O FOTOGRAFO, 26 anos, moreno, alto, usa óculos, está sentado do outro lado da rua no banco de uma pequena pracinha, e anima-se ao vê-la sair.Ele posiciona a câmera nas mãos e acompanha o trajeto dela com a lente.
Ela passa pela banca de jornal. Avista o velho Sr João, como sempre sorridente e perguntando se levaria uma revista. Ela apenas nega com a cabeça, mas sem perder o sorriso de gratidão.Sr. João retribui.
Do outro lado da praça, sentado em um banco bonito, branco e desconfortável, como em todas as manhãs está o Fotografo.
Nunca a perde de seu foco, Nunca deixa de decorar seus passos e nunca esquece do seu perfume, o mesmo que ele nunca sentiu. Sabe todas as sua manias, inclusive a forma como mexe nos cabelos e brinca com as mãos enquanto caminha distraída, curiosa, assim como uma criança impressionada com o mundo. Ele só não conhece a sua voz – Deve ser doce, suave, aveludada como só poderia ser – Ele pensa e sussurra baixinho “Bom dia!”
Mas as fotos.

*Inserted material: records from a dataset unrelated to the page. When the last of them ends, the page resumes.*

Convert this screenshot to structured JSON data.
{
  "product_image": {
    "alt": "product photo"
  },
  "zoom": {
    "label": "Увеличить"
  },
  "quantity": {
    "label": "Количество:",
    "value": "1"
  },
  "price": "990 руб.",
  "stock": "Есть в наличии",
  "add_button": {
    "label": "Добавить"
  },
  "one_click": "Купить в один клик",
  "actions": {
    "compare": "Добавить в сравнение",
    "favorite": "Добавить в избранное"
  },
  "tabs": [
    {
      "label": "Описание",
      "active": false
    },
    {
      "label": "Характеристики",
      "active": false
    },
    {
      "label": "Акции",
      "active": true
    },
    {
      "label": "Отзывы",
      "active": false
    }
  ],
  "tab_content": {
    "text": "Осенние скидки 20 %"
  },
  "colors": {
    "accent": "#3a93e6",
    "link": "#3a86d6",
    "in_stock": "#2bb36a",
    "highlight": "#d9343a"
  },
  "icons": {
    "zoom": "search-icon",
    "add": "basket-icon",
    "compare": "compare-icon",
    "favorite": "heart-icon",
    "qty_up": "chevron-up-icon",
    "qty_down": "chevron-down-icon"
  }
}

Quantas pode-se imaginar, sendo elas de todos os ângulos, formas, cores e modos. A paisagem perfeita, a fotografia perfeita. Eram as suas obras de artes, expostas só para si, com tanto amor e ternura, que nenhum artista, por mais que quisesse poderia traduzir. Ele sempre a olhava, de longe, rubro e com o coração palpitante. No pico da emoção, limitava-se a acender um cigarro, que nunca era tragado por inteiro, logo distraia-se com a sua inspiração, que caminhava tranqüilamente pela praça.
Ela continuava andando, olhava tudo, conversava gentilmente com todos. A praça que sempre freqüentava era movimentada, típica de cidade do interior, e como era época de férias todos saiam para tomar um ar fresco, conversar, apreciar o dia, etc.
Ela pára na frente de uma loja de CD’s e fica olhando a vitrine.
Ele observa pelas lentes da câmera curioso para saber qual seria o cd da vez. Qual seria o tema musical do dia? Ele tinha absoluta certeza que o gosto da moça era requintado, parecia uma apreciadora de cultura, mesmo que ninguem lhe contasse ou ele tivesse certeza, assim mesmo ele tinha.
Logo em frente, havia uma carrocinha de sorvetes, de variados sabores. Ela sempre parava ali depois de olhar o que queria. Era a ultima parada antes de voltar para casa. O sabor sempre o mesmo: Chocolate.
O FOTOGRAFO continuava com a maquinas nas mãos sentado no banquinho da praça. Tentava tomar coragem para um dia convidá-la a tomar um sorvete. Mas esse pensamento lhe percorria pela mente a muito tempo, e a coragem nunca era muito presente, chegava a sentir as mãos frias só de pensar. E como se fosse uma necessidade sussurrava para si mesmo mais uma vez - “Todo dia ela faz tudo sempre igual...”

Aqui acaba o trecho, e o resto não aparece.